Crime: Defaming The American National Anthem
Igor Stravinsky was a composer who made an entire career out of riling up the musical establishment. He said he hoped his riot-inducing “The Rite of Spring” would send the European establishment all to hell. The riots ensued, and so did his reputation. The following year in 1944 – while he was in Boston, Massachusetts to conduct the Boston Symphony – he marked the occasion to conduct his own arrangement of the “The Star-Spangled Banner.” The police were not impressed, especially by his use of a seemingly innocuous dominant seventh chord. They police forced him to pull the arrangement from the program the following day. All that for a dominant seventh chord… You can hear the offending anthem here.

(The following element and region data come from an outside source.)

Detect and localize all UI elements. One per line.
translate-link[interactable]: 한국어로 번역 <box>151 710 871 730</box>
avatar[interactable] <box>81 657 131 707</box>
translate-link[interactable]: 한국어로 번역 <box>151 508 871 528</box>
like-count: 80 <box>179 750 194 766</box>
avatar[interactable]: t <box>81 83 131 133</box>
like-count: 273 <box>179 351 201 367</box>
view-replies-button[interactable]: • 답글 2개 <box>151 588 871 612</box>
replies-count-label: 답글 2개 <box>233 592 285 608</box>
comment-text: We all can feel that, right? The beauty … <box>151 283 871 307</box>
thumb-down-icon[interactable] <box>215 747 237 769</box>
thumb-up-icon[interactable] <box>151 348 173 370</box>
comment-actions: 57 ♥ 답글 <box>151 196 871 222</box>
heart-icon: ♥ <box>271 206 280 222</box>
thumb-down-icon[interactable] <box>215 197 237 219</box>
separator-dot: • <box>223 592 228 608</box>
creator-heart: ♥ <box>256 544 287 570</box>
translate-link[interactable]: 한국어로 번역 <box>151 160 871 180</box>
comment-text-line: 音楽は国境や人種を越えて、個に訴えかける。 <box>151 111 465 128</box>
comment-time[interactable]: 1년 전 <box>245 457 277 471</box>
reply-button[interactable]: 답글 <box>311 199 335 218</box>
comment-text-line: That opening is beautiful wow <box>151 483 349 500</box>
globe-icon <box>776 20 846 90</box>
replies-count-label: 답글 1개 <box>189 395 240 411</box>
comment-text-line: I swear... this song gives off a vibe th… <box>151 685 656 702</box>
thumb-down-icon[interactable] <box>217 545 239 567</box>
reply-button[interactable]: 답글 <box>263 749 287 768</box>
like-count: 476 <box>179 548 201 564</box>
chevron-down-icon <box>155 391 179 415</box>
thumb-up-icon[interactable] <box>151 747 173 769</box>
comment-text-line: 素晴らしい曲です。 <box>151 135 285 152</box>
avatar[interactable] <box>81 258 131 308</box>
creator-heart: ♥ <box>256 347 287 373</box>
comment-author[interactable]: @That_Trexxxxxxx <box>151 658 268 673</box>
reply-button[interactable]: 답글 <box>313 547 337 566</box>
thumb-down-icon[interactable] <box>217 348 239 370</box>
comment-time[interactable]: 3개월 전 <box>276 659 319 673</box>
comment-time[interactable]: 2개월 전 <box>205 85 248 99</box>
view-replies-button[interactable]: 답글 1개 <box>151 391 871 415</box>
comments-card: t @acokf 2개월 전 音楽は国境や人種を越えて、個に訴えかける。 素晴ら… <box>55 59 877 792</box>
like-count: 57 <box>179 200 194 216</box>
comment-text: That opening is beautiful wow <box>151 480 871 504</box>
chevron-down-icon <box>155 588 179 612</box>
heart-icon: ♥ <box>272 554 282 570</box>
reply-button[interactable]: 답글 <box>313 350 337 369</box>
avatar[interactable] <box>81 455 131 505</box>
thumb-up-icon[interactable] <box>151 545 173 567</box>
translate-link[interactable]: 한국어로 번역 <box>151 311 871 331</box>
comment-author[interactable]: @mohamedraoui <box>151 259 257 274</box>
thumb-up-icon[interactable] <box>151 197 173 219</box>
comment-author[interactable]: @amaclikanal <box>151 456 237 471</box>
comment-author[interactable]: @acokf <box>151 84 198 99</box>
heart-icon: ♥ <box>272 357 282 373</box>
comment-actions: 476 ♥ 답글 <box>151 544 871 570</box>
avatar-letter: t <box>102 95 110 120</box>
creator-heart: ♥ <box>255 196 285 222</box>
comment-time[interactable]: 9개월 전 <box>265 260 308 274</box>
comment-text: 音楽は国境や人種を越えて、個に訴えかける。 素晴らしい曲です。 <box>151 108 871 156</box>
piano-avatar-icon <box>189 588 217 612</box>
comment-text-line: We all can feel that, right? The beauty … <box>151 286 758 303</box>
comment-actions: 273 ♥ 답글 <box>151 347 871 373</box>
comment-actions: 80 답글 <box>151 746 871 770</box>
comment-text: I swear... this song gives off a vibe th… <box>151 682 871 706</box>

Crime: Suspicion of Vagrancy
While in Sarasota Florida for a concert, Toronto-based pianist Glenn Gould – who had a proclivity for wearing hats, gloves, and winter coat in the summer – thought he’d take in some air on a park bench before a concert. He was approached by Police and arrested under suspicion of being a homeless drifter. Gould was later released after his identity as a famous concert pianist was revealed.
Crime: Double Homicide
Gesualdo’s run in with the law sounds like something right out of a horror movie. In a fit of rage after finding his lover cheating on him, Gesualdo murdered them both. He managed to escape prosecution by using his nobility to shield him. Gesualdo spent the rest of his life writing choral and instrumental music, some of which include texts that allude directly to the murder. Documentary filmmaker Werner Herzog’s made a documentary about Gesualdo called, Death for Five Voices (1995) which examines the gruesome mythos surrounding the murders and their aftermath.
Beethoven was a notorious workaholic who preferred to leave things like grooming, laundry and housework to mear mortals to worry about. Things came crashing down to earth when in 1820, Beethoven went out for a walk in Weiner Neustadt. He eventually got lost, and was caught looking into the windows of dwellings looking for people to ask for help. A beat cop saw him peeping through someone’s curtains and promptly arrested him for vagrancy.
While in jail, Beethoven gave the constables a piece of his mind. One policeman reportedly went to a commissioner for help in dealing with him. “Herr Commissioner,” he said, “We have arrested a man who gives us no rest, and yells all the time that he is Beethoven.”
A very angry Beethoven remained in jail until the city’s musical director (Herr Herzog) came to collect him.
Johann Sebastian Bach
CHARGE: “Too Stubbornly Forcing The Issue Of His Dismissal.”
Bach was working a job a chamber musician in the Court of the Duke of Sachsen-Weimar in 1708 with the understanding he would eventually succeed to the position of Kapellmeister when the incumbent died. After five years of waiting the Kapellmeister died, but the job went to the Kapellmeister’s inept son. The nearby Court of Anhalt-Cöthen (a rival to Duke of Sachsen-Weimar) heard that Bach was passed up for the job, and invited him to serve as Kapellmeister for his court. Bach took the job, but not before being arrested and thrown in jail for 30 days on the order of a spiteful Duke of Sachsen-Weimar. Bach spent his time in the big house composing chorale preludes for organ, which were later published in his Orgelbüchlein.
CHARGE: Tax Evasion
Spanish soprano Montserrat Caballé made millions of fans after singing in Barcelona with Queen’s lead singer, Freddie Mercury, at the 1992 Olympic Games. Caballé achieved international success in 1965 when she made her debut filling in for another singer in Donizetti’s opera at the MET. Unfortunately, her reputation took a dive when it was discovered she had been defrauding authorities to the tune of €500,000. She was arrested and given a six-month suspended sentence with a fine of more than €250,000.